The Biden administration recently announced plans to expand its booster campaign and increase access to rapid tests. On Monday, the United States will begin requiring all incoming air travelers to show proof of a negative test taken the day before departure, regardless of their vaccination status or citizenship.
On Sunday, officials also defended the government’s ban on travelers from eight countries in southern Africa. The ban has been criticized for being both unhelpful and overly punitive.

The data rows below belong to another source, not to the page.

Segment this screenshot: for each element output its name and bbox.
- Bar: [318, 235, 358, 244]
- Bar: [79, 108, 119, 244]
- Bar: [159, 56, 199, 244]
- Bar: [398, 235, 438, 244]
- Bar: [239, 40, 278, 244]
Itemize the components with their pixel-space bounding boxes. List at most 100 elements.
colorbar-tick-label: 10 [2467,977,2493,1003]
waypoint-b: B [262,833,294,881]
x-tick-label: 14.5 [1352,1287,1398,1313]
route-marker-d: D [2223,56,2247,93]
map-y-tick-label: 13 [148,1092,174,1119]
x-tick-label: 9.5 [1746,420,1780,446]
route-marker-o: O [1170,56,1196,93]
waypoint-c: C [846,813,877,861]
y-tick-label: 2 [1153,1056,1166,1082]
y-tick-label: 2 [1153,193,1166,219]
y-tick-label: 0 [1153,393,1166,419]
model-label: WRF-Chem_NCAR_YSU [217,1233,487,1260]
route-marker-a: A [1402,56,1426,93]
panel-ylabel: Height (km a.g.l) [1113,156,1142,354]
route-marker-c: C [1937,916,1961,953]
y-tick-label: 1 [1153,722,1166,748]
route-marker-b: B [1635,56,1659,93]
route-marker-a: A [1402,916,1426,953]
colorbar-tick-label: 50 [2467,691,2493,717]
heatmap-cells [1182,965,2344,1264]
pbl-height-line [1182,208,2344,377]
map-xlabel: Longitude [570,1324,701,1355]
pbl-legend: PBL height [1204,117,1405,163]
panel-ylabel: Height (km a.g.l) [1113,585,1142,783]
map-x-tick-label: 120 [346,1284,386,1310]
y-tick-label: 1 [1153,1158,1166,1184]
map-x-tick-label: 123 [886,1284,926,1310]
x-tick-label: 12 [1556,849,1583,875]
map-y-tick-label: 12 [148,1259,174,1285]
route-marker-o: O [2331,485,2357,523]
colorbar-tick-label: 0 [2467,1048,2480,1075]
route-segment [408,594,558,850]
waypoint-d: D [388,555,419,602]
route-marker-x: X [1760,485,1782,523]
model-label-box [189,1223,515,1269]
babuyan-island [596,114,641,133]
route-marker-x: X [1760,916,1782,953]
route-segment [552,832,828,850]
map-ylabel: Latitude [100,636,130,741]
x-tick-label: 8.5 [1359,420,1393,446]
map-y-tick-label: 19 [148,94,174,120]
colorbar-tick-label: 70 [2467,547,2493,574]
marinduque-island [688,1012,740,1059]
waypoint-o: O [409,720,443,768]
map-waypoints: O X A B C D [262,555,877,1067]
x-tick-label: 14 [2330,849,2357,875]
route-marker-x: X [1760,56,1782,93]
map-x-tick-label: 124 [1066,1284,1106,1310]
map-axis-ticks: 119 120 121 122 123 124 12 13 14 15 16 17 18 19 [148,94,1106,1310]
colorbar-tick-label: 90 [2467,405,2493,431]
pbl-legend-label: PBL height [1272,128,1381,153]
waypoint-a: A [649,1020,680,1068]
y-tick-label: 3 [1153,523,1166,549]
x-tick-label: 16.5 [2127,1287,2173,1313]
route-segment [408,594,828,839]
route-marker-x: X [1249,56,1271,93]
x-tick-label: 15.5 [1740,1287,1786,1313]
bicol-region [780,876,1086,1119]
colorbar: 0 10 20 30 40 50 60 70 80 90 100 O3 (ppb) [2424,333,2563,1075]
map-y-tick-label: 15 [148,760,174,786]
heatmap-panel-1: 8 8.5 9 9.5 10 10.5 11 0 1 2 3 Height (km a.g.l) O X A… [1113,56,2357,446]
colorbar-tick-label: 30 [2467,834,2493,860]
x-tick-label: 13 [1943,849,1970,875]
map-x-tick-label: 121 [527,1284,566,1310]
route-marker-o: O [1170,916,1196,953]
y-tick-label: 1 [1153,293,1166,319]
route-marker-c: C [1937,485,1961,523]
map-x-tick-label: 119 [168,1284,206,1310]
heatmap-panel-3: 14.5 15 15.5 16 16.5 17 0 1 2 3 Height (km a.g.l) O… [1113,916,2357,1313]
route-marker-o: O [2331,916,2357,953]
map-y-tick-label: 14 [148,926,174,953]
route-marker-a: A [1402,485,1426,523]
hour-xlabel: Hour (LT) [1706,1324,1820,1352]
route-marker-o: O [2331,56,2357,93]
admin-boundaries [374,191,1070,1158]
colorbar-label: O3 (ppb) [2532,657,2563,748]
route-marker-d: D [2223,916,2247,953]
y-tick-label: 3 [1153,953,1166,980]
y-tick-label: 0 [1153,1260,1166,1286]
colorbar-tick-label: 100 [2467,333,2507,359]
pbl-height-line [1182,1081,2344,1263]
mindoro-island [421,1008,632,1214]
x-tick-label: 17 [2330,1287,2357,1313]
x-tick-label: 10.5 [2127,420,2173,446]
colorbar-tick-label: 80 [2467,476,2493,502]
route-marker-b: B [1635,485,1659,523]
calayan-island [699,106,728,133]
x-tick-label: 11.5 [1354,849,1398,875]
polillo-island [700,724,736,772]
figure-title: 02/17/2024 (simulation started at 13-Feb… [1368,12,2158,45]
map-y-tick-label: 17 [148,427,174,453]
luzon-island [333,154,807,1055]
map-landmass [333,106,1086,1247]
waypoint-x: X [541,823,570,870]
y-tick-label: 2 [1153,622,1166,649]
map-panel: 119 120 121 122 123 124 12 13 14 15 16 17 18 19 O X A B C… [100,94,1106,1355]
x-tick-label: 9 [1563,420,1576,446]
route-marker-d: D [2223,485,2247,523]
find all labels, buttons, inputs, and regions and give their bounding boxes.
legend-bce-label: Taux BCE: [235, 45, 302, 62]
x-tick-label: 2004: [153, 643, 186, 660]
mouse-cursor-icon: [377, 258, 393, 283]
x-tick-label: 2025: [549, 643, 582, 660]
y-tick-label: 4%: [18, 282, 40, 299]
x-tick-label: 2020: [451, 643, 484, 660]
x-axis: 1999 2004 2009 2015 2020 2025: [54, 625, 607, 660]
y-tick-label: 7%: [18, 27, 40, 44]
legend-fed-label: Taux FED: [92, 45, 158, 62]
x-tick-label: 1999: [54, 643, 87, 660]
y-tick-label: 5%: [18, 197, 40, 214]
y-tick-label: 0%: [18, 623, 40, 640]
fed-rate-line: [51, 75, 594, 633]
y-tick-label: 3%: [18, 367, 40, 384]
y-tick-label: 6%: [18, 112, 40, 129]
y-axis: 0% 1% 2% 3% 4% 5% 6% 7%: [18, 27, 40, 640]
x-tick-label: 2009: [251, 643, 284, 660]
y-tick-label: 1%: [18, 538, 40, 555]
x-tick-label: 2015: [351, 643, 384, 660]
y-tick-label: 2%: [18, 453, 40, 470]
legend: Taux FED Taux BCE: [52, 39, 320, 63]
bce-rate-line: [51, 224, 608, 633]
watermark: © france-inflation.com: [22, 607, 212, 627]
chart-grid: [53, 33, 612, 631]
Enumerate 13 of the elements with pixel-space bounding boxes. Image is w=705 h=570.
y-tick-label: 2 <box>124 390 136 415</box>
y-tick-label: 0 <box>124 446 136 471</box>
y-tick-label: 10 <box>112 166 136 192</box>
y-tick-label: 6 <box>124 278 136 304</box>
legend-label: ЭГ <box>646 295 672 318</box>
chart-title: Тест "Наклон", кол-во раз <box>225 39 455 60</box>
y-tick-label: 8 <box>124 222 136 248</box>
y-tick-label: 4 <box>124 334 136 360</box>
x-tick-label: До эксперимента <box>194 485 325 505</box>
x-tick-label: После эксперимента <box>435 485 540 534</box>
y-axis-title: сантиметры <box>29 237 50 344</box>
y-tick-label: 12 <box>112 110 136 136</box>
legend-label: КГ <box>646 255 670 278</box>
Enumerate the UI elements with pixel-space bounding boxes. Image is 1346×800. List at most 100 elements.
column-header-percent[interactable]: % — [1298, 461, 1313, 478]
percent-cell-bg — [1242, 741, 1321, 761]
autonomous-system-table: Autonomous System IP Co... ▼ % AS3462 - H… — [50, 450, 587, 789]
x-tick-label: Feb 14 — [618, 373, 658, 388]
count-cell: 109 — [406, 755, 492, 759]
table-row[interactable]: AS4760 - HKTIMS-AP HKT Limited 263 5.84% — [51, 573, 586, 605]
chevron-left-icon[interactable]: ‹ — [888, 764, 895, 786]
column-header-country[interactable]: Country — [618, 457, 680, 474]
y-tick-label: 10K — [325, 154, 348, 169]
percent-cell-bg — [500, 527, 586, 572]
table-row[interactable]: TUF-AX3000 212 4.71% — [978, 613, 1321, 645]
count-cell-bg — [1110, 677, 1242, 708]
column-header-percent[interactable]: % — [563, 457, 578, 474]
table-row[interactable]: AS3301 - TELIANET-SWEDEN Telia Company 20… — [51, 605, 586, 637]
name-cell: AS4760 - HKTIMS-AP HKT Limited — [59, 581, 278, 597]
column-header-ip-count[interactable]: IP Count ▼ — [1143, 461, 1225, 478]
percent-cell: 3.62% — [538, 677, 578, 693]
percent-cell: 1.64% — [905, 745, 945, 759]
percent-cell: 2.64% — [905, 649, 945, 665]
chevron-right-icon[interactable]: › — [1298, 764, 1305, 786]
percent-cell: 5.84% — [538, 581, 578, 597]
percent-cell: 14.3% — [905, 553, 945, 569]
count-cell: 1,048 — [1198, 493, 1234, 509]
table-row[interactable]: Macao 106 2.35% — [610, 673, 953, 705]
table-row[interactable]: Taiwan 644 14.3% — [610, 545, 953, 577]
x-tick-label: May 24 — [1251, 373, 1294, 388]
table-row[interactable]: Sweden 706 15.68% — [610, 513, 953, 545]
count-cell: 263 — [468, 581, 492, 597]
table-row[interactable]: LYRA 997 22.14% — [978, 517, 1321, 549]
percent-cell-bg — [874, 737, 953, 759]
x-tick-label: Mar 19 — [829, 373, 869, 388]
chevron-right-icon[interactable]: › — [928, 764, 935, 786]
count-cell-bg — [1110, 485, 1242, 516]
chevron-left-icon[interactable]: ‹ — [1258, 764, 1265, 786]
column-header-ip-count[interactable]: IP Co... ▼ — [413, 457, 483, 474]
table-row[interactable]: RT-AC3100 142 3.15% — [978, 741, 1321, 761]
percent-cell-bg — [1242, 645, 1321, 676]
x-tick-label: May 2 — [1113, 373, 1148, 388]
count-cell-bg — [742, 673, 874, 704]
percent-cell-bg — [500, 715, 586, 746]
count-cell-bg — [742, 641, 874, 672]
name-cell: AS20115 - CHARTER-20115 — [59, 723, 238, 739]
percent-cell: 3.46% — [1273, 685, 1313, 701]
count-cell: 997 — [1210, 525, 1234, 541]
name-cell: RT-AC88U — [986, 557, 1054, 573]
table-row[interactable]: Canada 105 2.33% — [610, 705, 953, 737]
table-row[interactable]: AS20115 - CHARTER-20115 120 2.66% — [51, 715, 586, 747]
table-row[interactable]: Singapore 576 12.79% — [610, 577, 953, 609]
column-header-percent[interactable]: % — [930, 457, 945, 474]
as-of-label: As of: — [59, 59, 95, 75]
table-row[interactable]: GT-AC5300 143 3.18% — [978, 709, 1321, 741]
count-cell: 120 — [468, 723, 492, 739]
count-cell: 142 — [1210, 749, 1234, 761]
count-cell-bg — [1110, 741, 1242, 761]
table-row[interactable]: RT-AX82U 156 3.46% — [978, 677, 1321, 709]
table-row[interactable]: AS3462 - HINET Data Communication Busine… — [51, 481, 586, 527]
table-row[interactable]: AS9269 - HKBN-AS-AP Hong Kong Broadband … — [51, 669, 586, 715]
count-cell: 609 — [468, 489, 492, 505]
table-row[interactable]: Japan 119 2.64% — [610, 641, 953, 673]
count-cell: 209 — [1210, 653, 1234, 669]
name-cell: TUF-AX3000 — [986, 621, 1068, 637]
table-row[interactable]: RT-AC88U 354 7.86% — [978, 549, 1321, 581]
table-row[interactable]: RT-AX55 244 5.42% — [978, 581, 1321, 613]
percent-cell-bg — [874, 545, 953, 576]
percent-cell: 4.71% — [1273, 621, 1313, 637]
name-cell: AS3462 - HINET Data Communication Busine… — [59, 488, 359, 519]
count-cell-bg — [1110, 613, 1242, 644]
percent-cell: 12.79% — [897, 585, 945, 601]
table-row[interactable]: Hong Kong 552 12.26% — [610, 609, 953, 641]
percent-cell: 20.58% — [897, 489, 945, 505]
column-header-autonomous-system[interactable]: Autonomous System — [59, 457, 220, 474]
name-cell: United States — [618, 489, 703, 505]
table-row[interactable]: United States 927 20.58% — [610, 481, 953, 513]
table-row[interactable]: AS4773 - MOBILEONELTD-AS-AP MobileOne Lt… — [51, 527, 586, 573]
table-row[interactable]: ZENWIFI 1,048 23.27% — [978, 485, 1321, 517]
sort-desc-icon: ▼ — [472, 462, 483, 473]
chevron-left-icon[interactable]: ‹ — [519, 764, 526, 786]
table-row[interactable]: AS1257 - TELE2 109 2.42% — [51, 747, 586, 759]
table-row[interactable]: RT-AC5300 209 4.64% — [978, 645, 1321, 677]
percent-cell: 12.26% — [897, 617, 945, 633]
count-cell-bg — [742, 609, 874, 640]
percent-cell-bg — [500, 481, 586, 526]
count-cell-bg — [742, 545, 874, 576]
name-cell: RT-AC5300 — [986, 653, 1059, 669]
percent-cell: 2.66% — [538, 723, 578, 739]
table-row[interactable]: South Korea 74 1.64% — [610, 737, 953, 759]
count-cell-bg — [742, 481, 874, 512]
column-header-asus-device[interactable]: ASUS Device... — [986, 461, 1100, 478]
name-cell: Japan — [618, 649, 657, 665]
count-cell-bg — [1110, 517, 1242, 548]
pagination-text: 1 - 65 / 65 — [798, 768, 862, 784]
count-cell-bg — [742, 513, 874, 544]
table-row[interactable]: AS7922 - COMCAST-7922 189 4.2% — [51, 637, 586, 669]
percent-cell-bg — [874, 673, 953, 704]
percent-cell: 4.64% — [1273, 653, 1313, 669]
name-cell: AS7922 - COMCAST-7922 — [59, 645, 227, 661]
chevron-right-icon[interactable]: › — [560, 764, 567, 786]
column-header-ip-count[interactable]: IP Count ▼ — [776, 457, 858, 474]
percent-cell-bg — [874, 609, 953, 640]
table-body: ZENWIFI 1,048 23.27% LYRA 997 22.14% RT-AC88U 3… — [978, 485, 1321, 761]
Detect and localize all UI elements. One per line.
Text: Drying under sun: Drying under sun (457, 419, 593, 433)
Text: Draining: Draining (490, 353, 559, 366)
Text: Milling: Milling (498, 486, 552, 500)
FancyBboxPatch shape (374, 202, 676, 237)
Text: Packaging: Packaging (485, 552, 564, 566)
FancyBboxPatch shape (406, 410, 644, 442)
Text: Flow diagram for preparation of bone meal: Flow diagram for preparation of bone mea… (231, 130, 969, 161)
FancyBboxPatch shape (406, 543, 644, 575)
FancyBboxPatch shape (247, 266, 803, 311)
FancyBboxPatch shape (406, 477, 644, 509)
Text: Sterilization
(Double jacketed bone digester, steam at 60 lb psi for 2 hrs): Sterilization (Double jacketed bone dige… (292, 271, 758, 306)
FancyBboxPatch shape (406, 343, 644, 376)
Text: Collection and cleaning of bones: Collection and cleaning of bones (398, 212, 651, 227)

“That ban was done at a time when we were really in the dark,” Dr. Fauci said, noting that it was intended to buy officials time to gather more information about Omicron. But now that more information is coming in from around the world, officials are frequently re-evaluating the ban, he said.
“Hopefully, we will be able to lift that ban within a quite reasonable period of time,” he said, adding that “we all feel very badly about the hardship” that it put on southern Africa.
But officials dismissed the possibility of domestic travel restrictions, noting that they would be impractical. “That would be extremely onerous for people who are trying to get around the country for things like holidays,” Dr. Francis S. Collins, the National Institutes of Health director, said on NBC’s “Meet the Press” on Sunday. “And I don’t know how much we’d gain by it.”